Die Tragfähigkeit dieser Entscheidungen hat sich durch die Forschungen der vergangenen Jahre in vollem Umfang bestätigt. Sie ließen eine analytische Feinauflösung zu, die mit herkömmlichen Begriffen nicht möglich gewesen wäre, und haben zu wichtigen Einsichten auf so unterschiedlichen Feldern wie der Bürgerkriegsforschung, der Theorie des internationalen conflict managements, des Migrationsrechts, der europäischen Rechtsharmonisierung, der politischen und Religionsgeschichte, der Wissenschaftsgeschichte und Kultursemiotik verholfen.

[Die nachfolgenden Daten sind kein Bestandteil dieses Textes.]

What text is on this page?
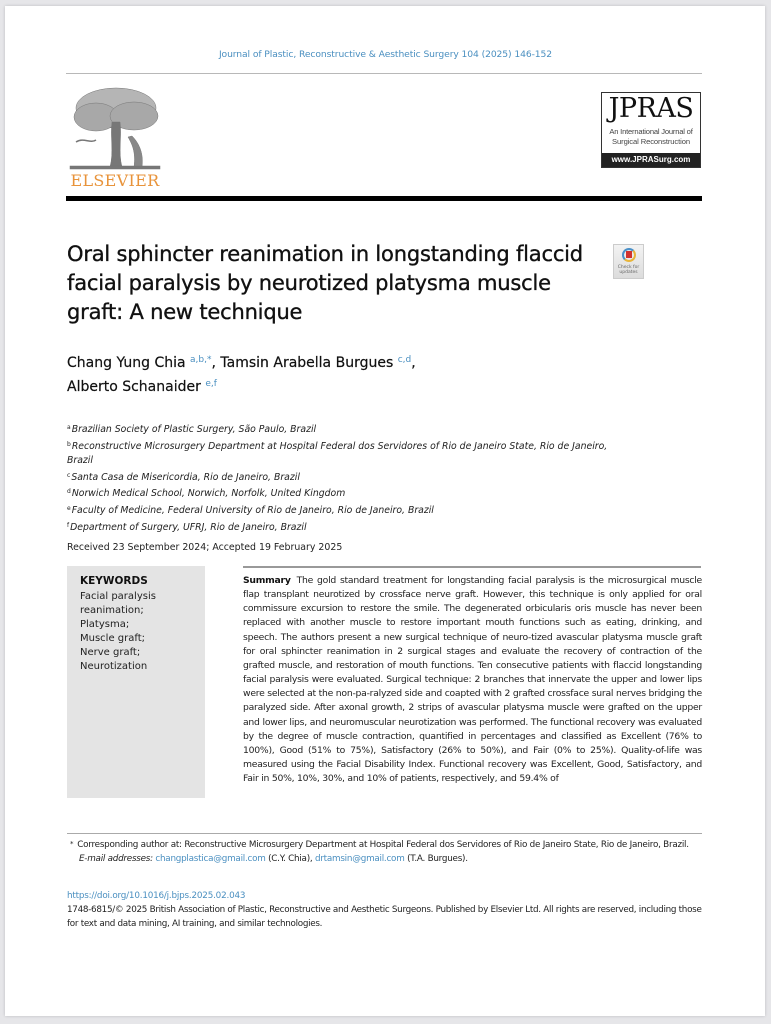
Journal of Plastic, Reconstructive & Aesthetic Surgery 104 (2025) 146-152
ELSEVIER
JPRAS
An International Journal of
Surgical Reconstruction
www.JPRASurg.com
Oral sphincter reanimation in longstanding flaccid facial paralysis by neurotized platysma muscle graft: A new technique
Check for
updates
Chang Yung Chia $^{a,b,*}$, Tamsin Arabella Burgues $^{c,d}$,
Alberto Schanaider $^{e,f}$
$^a$Brazilian Society of Plastic Surgery, São Paulo, Brazil
$^b$Reconstructive Microsurgery Department at Hospital Federal dos Servidores of Rio de Janeiro State, Rio de Janeiro, Brazil
$^c$Santa Casa de Misericordia, Rio de Janeiro, Brazil
$^d$Norwich Medical School, Norwich, Norfolk, United Kingdom
$^e$Faculty of Medicine, Federal University of Rio de Janeiro, Rio de Janeiro, Brazil
$^f$Department of Surgery, UFRJ, Rio de Janeiro, Brazil
Received 23 September 2024; Accepted 19 February 2025
KEYWORDS
Facial paralysis
reanimation;
Platysma;
Muscle graft;
Nerve graft;
Neurotization

Summary The gold standard treatment for longstanding facial paralysis is the microsurgical muscle flap transplant neurotized by crossface nerve graft. However, this technique is only applied for oral commissure excursion to restore the smile. The degenerated orbicularis oris muscle has never been replaced with another muscle to restore important mouth functions such as eating, drinking, and speech. The authors present a new surgical technique of neuro-tized avascular platysma muscle graft for oral sphincter reanimation in 2 surgical stages and evaluate the recovery of contraction of the grafted muscle, and restoration of mouth functions. Ten consecutive patients with flaccid longstanding facial paralysis were evaluated. Surgical technique: 2 branches that innervate the upper and lower lips were selected at the non-pa-ralyzed side and coapted with 2 grafted crossface sural nerves bridging the paralyzed side. After axonal growth, 2 strips of avascular platysma muscle were grafted on the upper and lower lips, and neuromuscular neurotization was performed. The functional recovery was evaluated by the degree of muscle contraction, quantified in percentages and classified as Excellent (76% to 100%), Good (51% to 75%), Satisfactory (26% to 50%), and Fair (0% to 25%). Quality-of-life was measured using the Facial Disability Index. Functional recovery was Excellent, Good, Satisfactory, and Fair in 50%, 10%, 30%, and 10% of patients, respectively, and 59.4% of

* Corresponding author at: Reconstructive Microsurgery Department at Hospital Federal dos Servidores of Rio de Janeiro State, Rio de Janeiro, Brazil.
E-mail addresses: changplastica@gmail.com (C.Y. Chia), drtamsin@gmail.com (T.A. Burgues).
https://doi.org/10.1016/j.bjps.2025.02.043
1748-6815/© 2025 British Association of Plastic, Reconstructive and Aesthetic Surgeons. Published by Elsevier Ltd. All rights are reserved, including those for text and data mining, AI training, and similar technologies.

Die Forschungsagenda des Clusters war in einem dreifachen Spannungsfeld situiert:

  • zwischen Aktualitätsdruck und relativierendem historischen Vergleich;
  • zwischen der Sichtweise moderner westlicher Gesellschaften und dem Erfahrungshorizont nichtmoderner bzw. außereuropäischnichtwestlicher Kulturen; und schließlich
  • zwischen empirischen Befunden und kulturtheoretischer Reflexion.

Als gemeinsames Credo der Forschungen lässt sich formulieren, dass sie die Kernbegriffe der Konstanzer Agenda von der ihnen innewohnenden Historizität und Prozessualität her gedacht und dadurch gewissermaßen verflüssigt haben, statt sie mit holistischem und normativem Anspruch einzusetzen.

Aufmerksamkeitsverschiebungen in der zweiten Forschungsphase

Vor allem der in der ersten Förderperiode des Clusters erreichte Zugewinn an außereuropäischer Kompetenz (Religionsvergleich, Ethnologie) machte es immer wieder erforderlich, terminologisch-konzeptuelle Festlegungen, die explizit oder stillschweigend auf westliche Traditionen gegründet sind, im Licht ganz andersartiger Evidenzen zu überdenken. Dies führte in der zweiten Forschungsphase zu einer Verschiebung der Aufmerksamkeit auch auf nichtwestliche Sozialontologien und Begriffswelten und zu Kategorien der ‚Ähnlichkeit’, welche es erlaubten, Distanzen zwischen Eigenem und Fremdem anders zu vermessen.

Die Entscheidung, Prozesshaftigkeit, Transformation, Mobilität und grenzüberschreitende Dynamiken zu akzentuieren, statt von vorab feststehenden sozialen Entitäten und Kulturräumen auszugehen, ist dabei nicht so zu verstehen, dass innerhalb des klassischen Binarismus von Struktur vs. Handlung beziehungsweise Struktur vs. Situation nun einfach auf die Seite des Beweglich-Situativen und der ihr gemäßen Mikroanalyse ‚umgebucht‘ worden sei. Weiterhin wurden auch Strukturfragen auf makroanalytischem Niveau behandelt, wobei jedoch ein Hauptanliegen des Clusters darin bestand, eine angemessene Beschreibungssprache für die Elastizität von Strukturen und die in ihnen enthaltenen Verhaltens- und Deutungsoptionen zu entwickeln.